Mississippi Serving as Telehealth Model for Other States, U.S.
February 27, 2015 in News
Mississippi has been a leading adopter of telehealth and its successes have had an effect on other states and the debate over telehealth policy at the federal level, Politico reports.
Mississippi ranks near the bottom for many measures of overall health, including having the second-highest rate of obesity. In addition, the Association of American Medical College’s 2013 State Physician Workforce Data Book found the state had the worst shortage of physicians in the country.
In response, health care stakeholders in 2013 launched the Center for Telehealth program at the University of Mississippi Medical Center to connect emergency department physicians in Jackson, Miss., with three rural hospitals using telehealth technology.

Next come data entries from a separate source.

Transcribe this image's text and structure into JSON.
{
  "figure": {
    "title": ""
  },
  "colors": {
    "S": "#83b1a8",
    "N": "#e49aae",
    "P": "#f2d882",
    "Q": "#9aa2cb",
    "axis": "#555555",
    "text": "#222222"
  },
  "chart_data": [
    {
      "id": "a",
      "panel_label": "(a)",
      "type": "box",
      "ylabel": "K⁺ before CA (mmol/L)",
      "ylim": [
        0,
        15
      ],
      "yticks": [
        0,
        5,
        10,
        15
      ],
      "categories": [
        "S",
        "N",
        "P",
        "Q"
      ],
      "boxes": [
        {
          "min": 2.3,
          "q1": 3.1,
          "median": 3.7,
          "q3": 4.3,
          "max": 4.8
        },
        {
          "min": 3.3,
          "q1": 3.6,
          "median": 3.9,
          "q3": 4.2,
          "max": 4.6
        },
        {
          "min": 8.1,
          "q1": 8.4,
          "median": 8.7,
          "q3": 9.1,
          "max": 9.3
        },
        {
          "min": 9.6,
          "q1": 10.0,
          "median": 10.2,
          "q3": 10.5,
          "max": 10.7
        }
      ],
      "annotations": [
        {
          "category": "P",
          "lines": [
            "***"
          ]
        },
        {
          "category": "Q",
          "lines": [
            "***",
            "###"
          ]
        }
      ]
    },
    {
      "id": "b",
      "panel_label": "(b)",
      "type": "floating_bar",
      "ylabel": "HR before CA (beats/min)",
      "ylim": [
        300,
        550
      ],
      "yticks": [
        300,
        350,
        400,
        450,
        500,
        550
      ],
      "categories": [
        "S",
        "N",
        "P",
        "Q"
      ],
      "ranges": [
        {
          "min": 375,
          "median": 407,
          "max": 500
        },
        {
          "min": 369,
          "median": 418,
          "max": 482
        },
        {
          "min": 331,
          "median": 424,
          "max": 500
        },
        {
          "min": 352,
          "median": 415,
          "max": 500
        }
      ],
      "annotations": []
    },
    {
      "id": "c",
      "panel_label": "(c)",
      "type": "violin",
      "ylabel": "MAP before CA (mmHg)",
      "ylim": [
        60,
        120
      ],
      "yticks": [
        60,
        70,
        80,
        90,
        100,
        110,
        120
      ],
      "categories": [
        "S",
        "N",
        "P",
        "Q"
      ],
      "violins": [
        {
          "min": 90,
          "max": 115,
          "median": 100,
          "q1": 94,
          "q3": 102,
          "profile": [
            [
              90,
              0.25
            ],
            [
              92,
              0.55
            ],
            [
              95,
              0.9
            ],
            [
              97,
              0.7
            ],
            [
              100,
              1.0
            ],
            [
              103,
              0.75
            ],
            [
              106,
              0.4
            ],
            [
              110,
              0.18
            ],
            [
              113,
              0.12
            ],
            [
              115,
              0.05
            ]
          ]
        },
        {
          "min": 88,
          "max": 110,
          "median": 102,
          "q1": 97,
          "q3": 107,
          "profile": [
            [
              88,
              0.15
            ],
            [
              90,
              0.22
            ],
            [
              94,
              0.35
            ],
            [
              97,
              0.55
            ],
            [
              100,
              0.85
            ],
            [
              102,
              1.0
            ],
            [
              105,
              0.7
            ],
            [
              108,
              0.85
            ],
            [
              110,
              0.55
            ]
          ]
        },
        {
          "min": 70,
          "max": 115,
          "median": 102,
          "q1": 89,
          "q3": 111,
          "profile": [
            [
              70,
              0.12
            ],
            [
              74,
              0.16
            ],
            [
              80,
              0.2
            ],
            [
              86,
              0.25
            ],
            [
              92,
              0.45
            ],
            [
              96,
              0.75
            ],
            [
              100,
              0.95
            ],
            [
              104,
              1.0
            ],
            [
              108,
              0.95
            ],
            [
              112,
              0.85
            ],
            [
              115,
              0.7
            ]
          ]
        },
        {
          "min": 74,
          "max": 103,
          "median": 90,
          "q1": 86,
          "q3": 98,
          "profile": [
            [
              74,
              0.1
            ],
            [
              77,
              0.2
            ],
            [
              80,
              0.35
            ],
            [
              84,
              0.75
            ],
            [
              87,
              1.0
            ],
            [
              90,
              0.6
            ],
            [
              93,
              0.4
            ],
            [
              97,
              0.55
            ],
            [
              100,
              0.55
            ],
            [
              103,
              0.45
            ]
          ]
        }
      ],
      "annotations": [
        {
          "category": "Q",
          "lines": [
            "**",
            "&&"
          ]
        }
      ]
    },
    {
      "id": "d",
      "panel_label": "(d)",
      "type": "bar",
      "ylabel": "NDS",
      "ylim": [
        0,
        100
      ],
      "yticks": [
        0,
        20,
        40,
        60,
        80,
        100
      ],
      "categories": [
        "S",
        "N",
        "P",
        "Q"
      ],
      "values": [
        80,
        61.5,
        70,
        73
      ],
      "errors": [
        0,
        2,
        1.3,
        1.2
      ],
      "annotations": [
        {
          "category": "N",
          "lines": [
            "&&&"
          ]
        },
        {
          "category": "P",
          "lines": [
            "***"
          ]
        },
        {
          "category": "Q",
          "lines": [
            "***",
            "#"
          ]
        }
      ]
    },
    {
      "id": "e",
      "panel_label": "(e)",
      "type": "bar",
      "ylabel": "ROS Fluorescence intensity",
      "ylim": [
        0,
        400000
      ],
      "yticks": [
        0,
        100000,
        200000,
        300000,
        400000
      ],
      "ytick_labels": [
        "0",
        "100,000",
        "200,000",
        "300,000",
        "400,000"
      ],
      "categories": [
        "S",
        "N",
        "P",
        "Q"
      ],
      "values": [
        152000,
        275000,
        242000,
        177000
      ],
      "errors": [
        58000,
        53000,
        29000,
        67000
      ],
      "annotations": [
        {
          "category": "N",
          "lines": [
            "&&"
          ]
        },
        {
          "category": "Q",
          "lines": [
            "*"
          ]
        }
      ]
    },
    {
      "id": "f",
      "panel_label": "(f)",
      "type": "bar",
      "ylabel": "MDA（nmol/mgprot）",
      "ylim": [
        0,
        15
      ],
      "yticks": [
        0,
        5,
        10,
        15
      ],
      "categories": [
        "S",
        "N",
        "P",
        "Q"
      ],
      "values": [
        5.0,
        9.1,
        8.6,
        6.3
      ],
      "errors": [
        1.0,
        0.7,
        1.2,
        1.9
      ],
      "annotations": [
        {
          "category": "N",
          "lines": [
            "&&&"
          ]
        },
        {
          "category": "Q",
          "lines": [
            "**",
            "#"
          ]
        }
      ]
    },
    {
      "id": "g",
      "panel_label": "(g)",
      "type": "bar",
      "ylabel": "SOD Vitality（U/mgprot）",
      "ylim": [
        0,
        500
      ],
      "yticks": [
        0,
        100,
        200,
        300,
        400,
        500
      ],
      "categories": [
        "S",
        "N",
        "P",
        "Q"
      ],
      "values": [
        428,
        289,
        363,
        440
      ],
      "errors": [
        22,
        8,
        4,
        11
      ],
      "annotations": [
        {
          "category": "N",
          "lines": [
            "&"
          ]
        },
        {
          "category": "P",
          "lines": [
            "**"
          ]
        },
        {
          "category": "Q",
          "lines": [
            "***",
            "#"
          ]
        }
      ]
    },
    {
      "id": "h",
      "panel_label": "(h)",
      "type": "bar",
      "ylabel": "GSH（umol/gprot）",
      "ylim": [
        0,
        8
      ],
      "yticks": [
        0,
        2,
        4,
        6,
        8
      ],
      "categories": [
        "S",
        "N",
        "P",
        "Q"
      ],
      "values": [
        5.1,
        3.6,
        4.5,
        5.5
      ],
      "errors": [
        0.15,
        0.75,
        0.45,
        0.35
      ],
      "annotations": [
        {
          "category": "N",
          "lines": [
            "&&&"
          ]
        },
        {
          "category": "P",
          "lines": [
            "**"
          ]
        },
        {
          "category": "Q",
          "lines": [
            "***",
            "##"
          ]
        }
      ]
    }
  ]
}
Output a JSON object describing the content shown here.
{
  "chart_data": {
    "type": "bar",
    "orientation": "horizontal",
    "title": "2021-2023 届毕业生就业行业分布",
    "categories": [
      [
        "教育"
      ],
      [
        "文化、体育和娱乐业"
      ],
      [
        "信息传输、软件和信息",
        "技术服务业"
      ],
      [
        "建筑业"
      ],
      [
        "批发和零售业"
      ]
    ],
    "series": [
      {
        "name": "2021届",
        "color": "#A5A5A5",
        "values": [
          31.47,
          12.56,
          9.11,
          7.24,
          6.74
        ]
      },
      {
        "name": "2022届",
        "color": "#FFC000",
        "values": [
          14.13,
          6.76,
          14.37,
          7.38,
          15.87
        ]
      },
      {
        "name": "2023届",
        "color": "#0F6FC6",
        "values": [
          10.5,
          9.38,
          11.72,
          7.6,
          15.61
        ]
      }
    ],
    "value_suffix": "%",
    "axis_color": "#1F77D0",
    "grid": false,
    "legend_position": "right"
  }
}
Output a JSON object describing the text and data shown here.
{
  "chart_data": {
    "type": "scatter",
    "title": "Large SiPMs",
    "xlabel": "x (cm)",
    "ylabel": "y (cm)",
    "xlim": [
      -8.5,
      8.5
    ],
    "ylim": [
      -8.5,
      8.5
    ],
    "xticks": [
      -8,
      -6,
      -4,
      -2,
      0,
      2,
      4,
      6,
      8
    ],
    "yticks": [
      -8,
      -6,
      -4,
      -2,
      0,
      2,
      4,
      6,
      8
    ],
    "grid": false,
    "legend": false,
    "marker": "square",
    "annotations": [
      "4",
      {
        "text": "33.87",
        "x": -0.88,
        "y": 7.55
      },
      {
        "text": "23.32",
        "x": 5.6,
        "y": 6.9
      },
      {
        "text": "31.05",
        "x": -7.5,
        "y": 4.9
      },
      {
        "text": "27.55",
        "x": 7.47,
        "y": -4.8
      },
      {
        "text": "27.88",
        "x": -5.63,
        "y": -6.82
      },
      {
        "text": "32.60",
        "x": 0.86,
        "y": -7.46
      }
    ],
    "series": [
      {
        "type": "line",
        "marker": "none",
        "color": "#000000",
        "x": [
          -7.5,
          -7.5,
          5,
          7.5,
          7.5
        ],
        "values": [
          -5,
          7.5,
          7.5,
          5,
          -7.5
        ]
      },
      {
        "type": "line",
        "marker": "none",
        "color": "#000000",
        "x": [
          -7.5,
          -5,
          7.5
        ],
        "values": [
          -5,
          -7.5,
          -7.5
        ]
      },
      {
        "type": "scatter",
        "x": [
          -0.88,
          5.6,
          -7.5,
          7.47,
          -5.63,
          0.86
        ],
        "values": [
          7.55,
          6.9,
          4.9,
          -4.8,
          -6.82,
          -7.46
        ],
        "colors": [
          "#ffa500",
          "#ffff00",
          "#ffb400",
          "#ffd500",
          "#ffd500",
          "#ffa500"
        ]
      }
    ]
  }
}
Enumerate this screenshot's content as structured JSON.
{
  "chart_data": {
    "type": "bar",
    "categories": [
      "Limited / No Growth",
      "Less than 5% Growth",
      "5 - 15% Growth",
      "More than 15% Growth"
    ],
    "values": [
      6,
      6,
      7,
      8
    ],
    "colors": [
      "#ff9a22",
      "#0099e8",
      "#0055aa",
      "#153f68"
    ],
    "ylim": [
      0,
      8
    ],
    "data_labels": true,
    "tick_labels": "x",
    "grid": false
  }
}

The program now remotely connects with 165 sites — covering 35 specialties such as psychiatry and premature infant care — and provides about 8,000 telemedicine visits per month.
Meanwhile, the state Legislature in 2012 passed a bill requiring private insurers to reimburse for telehealth services at the same rate as they do for in-person services. The state Legislature also passed legislation last year covering remote patient monitoring, and the state’s Medicaid program reimburses for some telehealth services.
Early Data Show Positive Results
Kristi Henderson, director of the University of Mississippi Medical Center’s Center for Telehealth, said that early data on outcomes have been promising. For example, she said that patients receiving telehealth services in rural EDs for cardiac arrest had, on average, fared as well as individuals treated at a larger Jackson hospital.
According to Politico, the center has helped small hospitals achieve a:
- 25% reduction in costs in part because they no longer had to hire temporary physicians to work in their EDs; and
- 20% increase in admissions because individuals in rural areas were able to receive care for more complex problems.
Mississippi health officials are currently working to expand telehealth services to schools to assist nurses with providing care, including for chronic conditions. According to Politico, early results of school nurses use of remote monitoring technology demonstrate that it has helped to control blood sugar levels among diabetics.
Effect on Other States, Federal Telehealth Policy Debate
Arkansas, which shares images via telehealth connections with every ED in the state, has learned from Mississippi’s adoption of telehealth, according to Tina Benton, who runs a monitoring program at the University of Arkansas for Medical Sciences.
Meanwhile, several current and former Mississippi lawmakers have been active in congressional discussions about telehealth policy. For example:
- Rep. Gregg Harper (R-Miss.) last congressional session introduced legislation (HR 5380, HR 3306) to expand telehealth coverage through federal health programs and currently leads a House Energy and Commerce Committee working group that is drafting a telehealth measure for the committee’s 21st Century Cures initiative; and
- Former Senate Majority Leader Trent Lott (R-Miss.) helped launch in early 2014 the telehealth lobbying group Alliance for Connected Care, which has advocated for easing barriers to Medicare reimbursing for telehealth services.
Henderson said that Mississippi officials want to “showcase” the success of telehealth in their state “so that others can replicate it.” She added, “Imagine if you cleared (the barriers) at a federal level what can happen” (Pittman, Politico, 2/26).